King Hussein claimed Hassan had tried to exert influence over Jordan’s armed forces and had refused the King’s wish to have one of his own sons succeed Hassan.
Instead, Hussein handed the Crown to his eldest son, Abdullah. Once again, that decision came as a surprise to observers. Many believed that if Hassan was not called to be the next Monarch, then the title would fall on Hamzah, the King’s youngest son.

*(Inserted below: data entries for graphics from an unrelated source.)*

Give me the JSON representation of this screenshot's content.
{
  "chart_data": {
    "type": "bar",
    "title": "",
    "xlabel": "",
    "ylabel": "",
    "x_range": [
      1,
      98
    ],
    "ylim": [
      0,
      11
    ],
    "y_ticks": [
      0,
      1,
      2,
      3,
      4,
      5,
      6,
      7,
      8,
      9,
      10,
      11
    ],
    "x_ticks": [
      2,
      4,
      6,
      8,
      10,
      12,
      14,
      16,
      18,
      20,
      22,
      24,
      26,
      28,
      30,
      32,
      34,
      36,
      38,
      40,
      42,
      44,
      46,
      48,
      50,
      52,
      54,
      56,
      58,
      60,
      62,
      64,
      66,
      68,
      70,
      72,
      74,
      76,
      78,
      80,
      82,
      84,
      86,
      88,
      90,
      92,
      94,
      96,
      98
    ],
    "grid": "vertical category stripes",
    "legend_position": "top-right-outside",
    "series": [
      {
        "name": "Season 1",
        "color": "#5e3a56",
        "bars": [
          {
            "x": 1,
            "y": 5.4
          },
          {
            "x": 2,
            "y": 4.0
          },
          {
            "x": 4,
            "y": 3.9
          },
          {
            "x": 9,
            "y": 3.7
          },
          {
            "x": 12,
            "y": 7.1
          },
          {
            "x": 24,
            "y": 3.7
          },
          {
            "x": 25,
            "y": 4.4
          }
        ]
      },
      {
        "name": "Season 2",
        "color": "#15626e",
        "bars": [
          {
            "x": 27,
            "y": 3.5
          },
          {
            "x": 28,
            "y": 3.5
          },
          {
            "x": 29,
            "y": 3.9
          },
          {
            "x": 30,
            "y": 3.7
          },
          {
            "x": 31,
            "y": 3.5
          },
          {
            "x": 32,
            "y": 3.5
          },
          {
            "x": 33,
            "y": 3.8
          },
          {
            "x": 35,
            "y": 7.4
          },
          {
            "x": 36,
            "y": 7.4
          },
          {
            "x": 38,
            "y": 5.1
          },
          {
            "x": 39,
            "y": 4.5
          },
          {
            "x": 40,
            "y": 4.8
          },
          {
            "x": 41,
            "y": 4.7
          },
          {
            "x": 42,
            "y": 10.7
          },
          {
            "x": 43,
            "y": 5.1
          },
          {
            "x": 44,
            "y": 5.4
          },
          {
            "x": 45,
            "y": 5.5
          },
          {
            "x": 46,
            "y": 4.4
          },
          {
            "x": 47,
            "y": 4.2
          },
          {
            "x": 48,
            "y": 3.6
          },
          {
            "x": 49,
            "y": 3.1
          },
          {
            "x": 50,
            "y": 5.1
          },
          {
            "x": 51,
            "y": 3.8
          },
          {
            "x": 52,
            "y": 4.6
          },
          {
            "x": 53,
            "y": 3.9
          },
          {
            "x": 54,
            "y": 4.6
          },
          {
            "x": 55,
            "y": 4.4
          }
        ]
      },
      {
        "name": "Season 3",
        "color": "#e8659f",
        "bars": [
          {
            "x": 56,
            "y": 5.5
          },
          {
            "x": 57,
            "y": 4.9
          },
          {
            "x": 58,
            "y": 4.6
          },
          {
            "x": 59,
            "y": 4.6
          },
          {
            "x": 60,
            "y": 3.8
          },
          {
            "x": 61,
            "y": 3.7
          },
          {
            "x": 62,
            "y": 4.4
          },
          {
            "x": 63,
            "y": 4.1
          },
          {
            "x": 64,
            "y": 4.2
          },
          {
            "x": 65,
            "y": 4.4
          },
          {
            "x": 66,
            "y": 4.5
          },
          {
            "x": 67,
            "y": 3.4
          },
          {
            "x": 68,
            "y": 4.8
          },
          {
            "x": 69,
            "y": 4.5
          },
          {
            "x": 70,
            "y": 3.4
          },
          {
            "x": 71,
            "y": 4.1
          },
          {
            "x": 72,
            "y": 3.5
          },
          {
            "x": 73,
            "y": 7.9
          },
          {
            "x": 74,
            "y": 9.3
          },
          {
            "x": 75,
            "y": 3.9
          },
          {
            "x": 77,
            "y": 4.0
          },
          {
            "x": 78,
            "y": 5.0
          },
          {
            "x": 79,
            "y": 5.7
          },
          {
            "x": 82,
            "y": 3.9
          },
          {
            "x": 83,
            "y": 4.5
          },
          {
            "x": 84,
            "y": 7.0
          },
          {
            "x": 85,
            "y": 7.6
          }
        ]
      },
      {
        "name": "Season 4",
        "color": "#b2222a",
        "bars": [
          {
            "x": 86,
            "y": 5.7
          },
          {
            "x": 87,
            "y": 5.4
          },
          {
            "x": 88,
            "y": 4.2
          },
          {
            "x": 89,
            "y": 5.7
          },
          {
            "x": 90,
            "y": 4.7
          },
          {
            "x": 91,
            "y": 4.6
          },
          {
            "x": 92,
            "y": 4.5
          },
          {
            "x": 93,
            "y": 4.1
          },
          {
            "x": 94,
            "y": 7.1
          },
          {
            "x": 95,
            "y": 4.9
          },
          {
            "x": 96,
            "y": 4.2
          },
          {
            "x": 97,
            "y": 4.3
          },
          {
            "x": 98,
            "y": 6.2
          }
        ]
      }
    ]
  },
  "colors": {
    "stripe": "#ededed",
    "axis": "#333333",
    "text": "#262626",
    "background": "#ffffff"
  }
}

It was no secret that Prince Hamzah was the late King Hussein and Queen Noor’s favorite. He was often described by the King, who had ruled since 1952, as the “delight of my eye.” In the public eye, Hamzah was also the favored choice: handsome, bearing a resemblance to his father, speaks classical Arabic, and popular with the tribes that are the backbone of support for the monarchy.
However, Hamzah was only 18 and deemed too inexperienced and too young to become ing. K
In 1999, King Abdullah, keeping a promise he had made to Hussein, named Hamzah as Crown Prince, but later revoked the title in 2004.
The recent crisis in Jordan risks to destabilize an otherwise calm island within a sea of conflict: a ten-year civil war rages on in neighboring Syria, Iraq continues to grapple with ethnic tensions and a possible resurgence of the Islamic State, while Lebanon suffers from a deep economic and political crisis.
Conversely, Jordan has long been relatively peaceful, it is a virtual ally of the West, and it has kept the peace with next door neighboring Israel for decades.
Yet another nearly failed state, besieged by unrest and possibly serving as a springboard for terrorism would be unwelcome both in the region as well as across Washington, Europe, and Jerusalem.
For now, however, collapse seems unlikely. The King and his rival have appeared in public together in a show of unity. What is not on the horizon, of course, are any solutions to Jordan’s endemic corruption and economic failures. Hamzah may have been tamed, but deeply rooted issues have not.